"Thou hast given a banner to them that fear thee, that it may be displayed because of truth." — (Psalm 60:4)
"Lift ye up a banner upon the high mountain, exalt the voice unto them." — (Isaiah 13:2)
Devoted To The Defense Of The Church Against All Errors And Innovations
Vol.IX No.II Pg.3
October-December 1946

Missions And Missionaries

O. C. Lambert

The word mission does not occur in our English Bible. Since translators choose their own words in expressing the meaning they find in the original Hebrew and Greek, they might have correctly employed this word also. Not long since I heard a young preacher severely calling to task those who use the word loaf instead of bread, as being unscriptural. But some translators use it and it happens to be the first word Thayer uses to express the meaning of the original.

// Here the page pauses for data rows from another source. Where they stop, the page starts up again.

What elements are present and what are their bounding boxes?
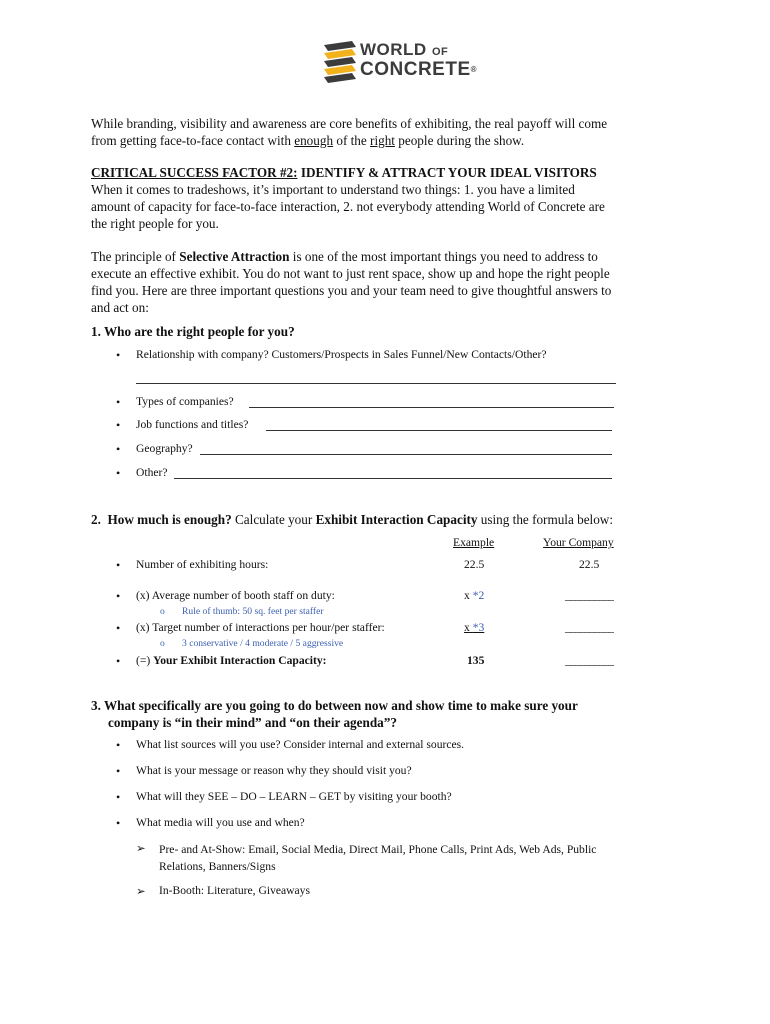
q3-item-message: What is your message or reason why they should visit you? [136,764,412,777]
q3-item-list-sources: What list sources will you use? Consider internal and external sources. [136,738,465,751]
row-interactions-company[interactable]: __________ [565,621,613,634]
principle-line-1: The principle of Selective Attraction is one of the most important things you need to address to [91,249,598,264]
bullet: • [116,442,121,456]
answer-line-geography[interactable] [200,454,612,455]
principle-paragraph [91,248,611,316]
answer-line-relationship[interactable] [136,383,616,384]
q1-heading: 1. Who are the right people for you? [91,324,295,339]
q3-sub-pre-and-at-show: Pre- and At-Show: Email, Social Media, Direct Mail, Phone Calls, Print Ads, Web Ads, Public Relations, Banners/Signs [159,843,597,873]
logo-line1: WORLD [360,40,427,59]
bullet: • [116,348,121,362]
row-staff-example: x *2 [464,589,485,602]
note-aggressiveness: 3 conservative / 4 moderate / 5 aggressive [182,638,344,649]
selective-attraction-term: Selective Attraction [179,249,290,264]
row-staff-company[interactable]: __________ [565,589,613,602]
bullet: • [116,790,121,804]
q3-heading: 3. What specifically are you going to do between now and show time to make sure your company is “in their mind” and “on their agenda”? [91,698,578,730]
note-rule-of-thumb: Rule of thumb: 50 sq. feet per staffer [182,606,324,617]
csf-section [91,164,605,232]
logo-line2: CONCRETE [360,59,471,80]
enough-word: enough [294,133,334,148]
column-your-company-header: Your Company [543,536,614,549]
logo-line1b: OF [431,46,449,58]
q1-item-types: Types of companies? [136,395,234,408]
row-hours-example: 22.5 [464,558,485,571]
q3-item-see-do-learn-get: What will they SEE – DO – LEARN – GET by visiting your booth? [136,790,452,803]
bullet: • [116,738,121,752]
row-interactions-label: (x) Target number of interactions per hour/per staffer: [136,621,385,634]
sub-bullet: o [160,638,165,649]
intro-line-2: from getting face-to-face contact with enough of the right people during the show. [91,133,525,148]
q1-item-job: Job functions and titles? [136,418,249,431]
bullet: • [116,654,121,668]
q3-item-media: What media will you use and when? [136,816,305,829]
bullet: • [116,589,121,603]
principle-line-3: find you. Here are three important questions you and your team need to give thoughtful answers to [91,283,612,298]
q1-item-relationship: Relationship with company? Customers/Prospects in Sales Funnel/New Contacts/Other? [136,348,547,361]
intro-line-1: While branding, visibility and awareness are core benefits of exhibiting, the real payoff will come [91,116,608,131]
bullet: • [116,418,121,432]
principle-line-4: and act on: [91,300,149,315]
row-hours-company[interactable]: 22.5 [579,558,600,571]
answer-line-other[interactable] [174,478,612,479]
answer-line-types[interactable] [249,407,614,408]
csf-line-1: When it comes to tradeshows, it’s important to understand two things: 1. you have a limited [91,182,575,197]
world-of-concrete-logo [322,40,478,84]
logo-reg: ® [470,65,478,74]
arrow-bullet-icon: ➢ [136,842,146,855]
row-staff-label: (x) Average number of booth staff on duty: [136,589,335,602]
row-capacity-label: (=) Your Exhibit Interaction Capacity: [136,654,327,667]
csf-heading: CRITICAL SUCCESS FACTOR #2: IDENTIFY & ATTRACT YOUR IDEAL VISITORS [91,165,597,180]
answer-line-job[interactable] [266,430,612,431]
row-capacity-company[interactable]: __________ [565,654,613,667]
bullet: • [116,395,121,409]
arrow-bullet-icon: ➢ [136,885,146,898]
intro-paragraph [91,115,607,149]
bullet: • [116,621,121,635]
q2-heading: 2. How much is enough? Calculate your Exhibit Interaction Capacity using the formula below: [91,512,613,527]
bullet: • [116,816,121,830]
row-hours-label: Number of exhibiting hours: [136,558,269,571]
csf-line-3: the right people for you. [91,216,219,231]
bullet: • [116,764,121,778]
column-example-header: Example [453,536,495,549]
principle-line-2: execute an effective exhibit. You do not want to just rent space, show up and hope the right people [91,266,610,281]
q1-item-geography: Geography? [136,442,193,455]
row-capacity-example: 135 [467,654,485,667]
sub-bullet: o [160,606,165,617]
row-interactions-example: x *3 [464,621,485,634]
bullet: • [116,466,121,480]
csf-line-2: amount of capacity for face-to-face interaction, 2. not everybody attending World of Concrete are [91,199,605,214]
right-word: right [370,133,395,148]
logo-mark-icon [322,41,358,83]
q3-sub-in-booth: In-Booth: Literature, Giveaways [159,884,310,897]
q1-item-other: Other? [136,466,168,479]
bullet: • [116,558,121,572]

But the word mission and the word missionary have been so long employed to make distinctions unknown in the New Testament, that I feel that it would be less misleading if we would use other words. For instance: A mission is not a church and a missionary is not a gospel preacher or evangelist. To have a church that controls a group somewhere which they call a mission is dangerously near the Catholic idea of diocese, which was made in the early history of Christianity. If our brethren who are in distant places are not establishing churches as Paul and others did in New Testament times, then I am not interested in their work. Why is a man a gospel preacher or an evangelist who preaches the gospel in nearby places but the instant he goes to some distant place, especially, if he should cross the ocean, does he become a missionary? The denominational churches have had missions and missionaries in foreign lands for more than a hundred years, but have no self-supporting churches, and according to surveys made by their own people have failed to accomplish much. Our people in adopting their terminology have also appropriated their ideas, and we have had missions and missionaries in foreign lands for more than fifty years and have few if any self-supporting churches. Each Christian is obligated to take the gospel to others.

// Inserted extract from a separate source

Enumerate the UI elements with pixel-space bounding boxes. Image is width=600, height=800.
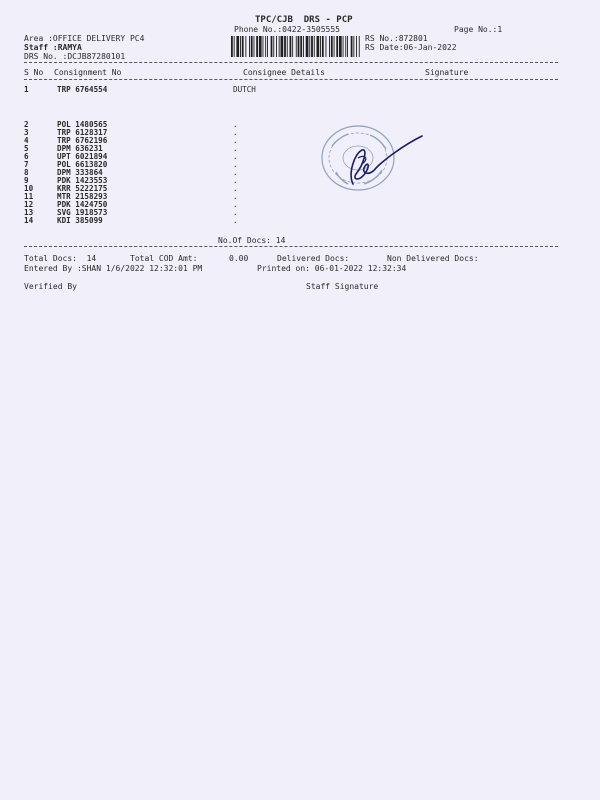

I may admire the purposes of these representatives of denominationalism who make such heroic sacrifices, yet I do not approve what they do, and I do not want any of my brethren to conclude that I am antagonistic toward those who are trying to spread the gospel. I am trying to help, not to hinder. I wish we had hundreds out everywhere where we have so few. I am merely urging caution, that we want to do everything on the New Testament pattern.

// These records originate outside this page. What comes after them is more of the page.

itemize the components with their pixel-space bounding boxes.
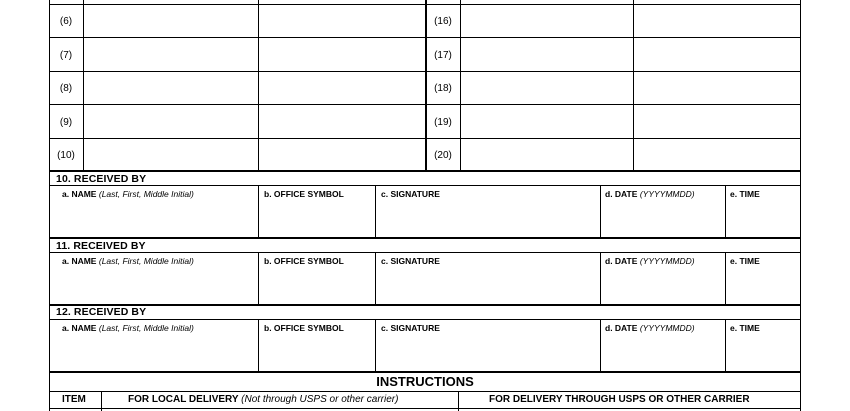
quantity-field[interactable] — [259, 139, 425, 170]
time-field[interactable] — [726, 200, 799, 236]
description-field[interactable] — [461, 5, 632, 37]
description-field[interactable] — [461, 139, 632, 170]
section-title: 11. RECEIVED BY — [56, 240, 146, 252]
office-symbol-label: b. OFFICE SYMBOL — [264, 189, 344, 199]
name-field[interactable] — [50, 200, 257, 236]
signature-label: c. SIGNATURE — [381, 323, 440, 333]
date-label: d. DATE (YYYYMMDD) — [605, 189, 695, 199]
description-field[interactable] — [84, 139, 257, 170]
name-field[interactable] — [50, 267, 257, 303]
section-rule — [49, 185, 800, 186]
section-rule — [49, 391, 800, 392]
name-field[interactable] — [50, 334, 257, 370]
description-field[interactable] — [461, 38, 632, 71]
office-symbol-field[interactable] — [259, 200, 374, 236]
date-label: d. DATE (YYYYMMDD) — [605, 256, 695, 266]
local-delivery-header: FOR LOCAL DELIVERY (Not through USPS or other carrier) — [128, 394, 399, 405]
signature-label: c. SIGNATURE — [381, 189, 440, 199]
quantity-field[interactable] — [634, 72, 800, 104]
signature-field[interactable] — [376, 200, 599, 236]
date-field[interactable] — [601, 334, 724, 370]
signature-label: c. SIGNATURE — [381, 256, 440, 266]
item-number: (8) — [59, 83, 73, 94]
date-field[interactable] — [601, 200, 724, 236]
date-field[interactable] — [601, 267, 724, 303]
section-rule — [49, 304, 800, 306]
item-number: (17) — [434, 50, 452, 61]
quantity-field[interactable] — [259, 5, 425, 37]
quantity-field[interactable] — [634, 105, 800, 138]
office-symbol-field[interactable] — [259, 267, 374, 303]
name-label: a. NAME (Last, First, Middle Initial) — [62, 189, 194, 199]
section-rule — [49, 408, 800, 409]
item-number: (18) — [434, 83, 452, 94]
instructions-title: INSTRUCTIONS — [376, 374, 474, 389]
section-rule — [800, 238, 801, 305]
item-number: (9) — [59, 117, 73, 128]
quantity-field[interactable] — [259, 105, 425, 138]
date-label: d. DATE (YYYYMMDD) — [605, 323, 695, 333]
office-symbol-label: b. OFFICE SYMBOL — [264, 256, 344, 266]
office-symbol-field[interactable] — [259, 334, 374, 370]
section-rule — [800, 305, 801, 372]
time-field[interactable] — [726, 267, 799, 303]
description-field[interactable] — [461, 72, 632, 104]
section-title: 12. RECEIVED BY — [56, 306, 147, 318]
office-symbol-label: b. OFFICE SYMBOL — [264, 323, 344, 333]
section-title: 10. RECEIVED BY — [56, 173, 147, 185]
section-rule — [49, 252, 800, 253]
description-field[interactable] — [84, 72, 257, 104]
usps-delivery-header: FOR DELIVERY THROUGH USPS OR OTHER CARRIER — [489, 394, 750, 405]
quantity-field[interactable] — [259, 72, 425, 104]
time-field[interactable] — [726, 334, 799, 370]
quantity-field[interactable] — [259, 38, 425, 71]
item-number: (10) — [57, 150, 75, 161]
time-label: e. TIME — [730, 256, 760, 266]
description-field[interactable] — [461, 105, 632, 138]
item-number: (6) — [59, 16, 73, 27]
item-number: (19) — [434, 117, 452, 128]
quantity-field[interactable] — [634, 38, 800, 71]
name-label: a. NAME (Last, First, Middle Initial) — [62, 256, 194, 266]
section-rule — [49, 371, 800, 373]
item-number: (7) — [59, 50, 73, 61]
description-field[interactable] — [84, 105, 257, 138]
section-rule — [49, 319, 800, 320]
section-rule — [800, 171, 801, 238]
quantity-field[interactable] — [634, 139, 800, 170]
item-column-header: ITEM — [62, 394, 86, 405]
signature-field[interactable] — [376, 267, 599, 303]
item-number: (20) — [434, 150, 452, 161]
time-label: e. TIME — [730, 323, 760, 333]
signature-field[interactable] — [376, 334, 599, 370]
time-label: e. TIME — [730, 189, 760, 199]
table-rule — [800, 0, 801, 171]
description-field[interactable] — [84, 5, 257, 37]
section-rule — [49, 237, 800, 239]
item-number: (16) — [434, 16, 452, 27]
name-label: a. NAME (Last, First, Middle Initial) — [62, 323, 194, 333]
quantity-field[interactable] — [634, 5, 800, 37]
description-field[interactable] — [84, 38, 257, 71]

Frequently I hear people speak of "hard places." I have come to the conclusion that there is not nearly as much difference in the possibilities of different localities as we sometimes imagine. It is true that people with different languages, customs, and backgrounds, generally require a different method of going about the work, and a different preparation for the worker. Many diseases which formerly baffled the medical profession are yielding to a better prepared doctor. While it may appear childish to mature people to say that one of the first things we must learn if we expect to get into the hearts of people is to be able to make friends. We avoid people we do not like. We do not buy groceries or insurance from people we dislike, and we do not go out of our way to listen to a fellow preach if we do not like him personally. Some seem to go on the idea that the best way to convert a man is to first insult him! Preaching the gospel is the greatest errand of mercy. If we are not genuinely in love with people we will fail. We ought to "become all things to all men." Paul, the most successful preacher who ever lived, preached "publicly and from house to house" (Acts 20: 20). I think it a waste of time for the preacher to simply visit the brethren to enjoy a little social chat with them, but for a person to go into new homes and make friends for the church is a great adventure.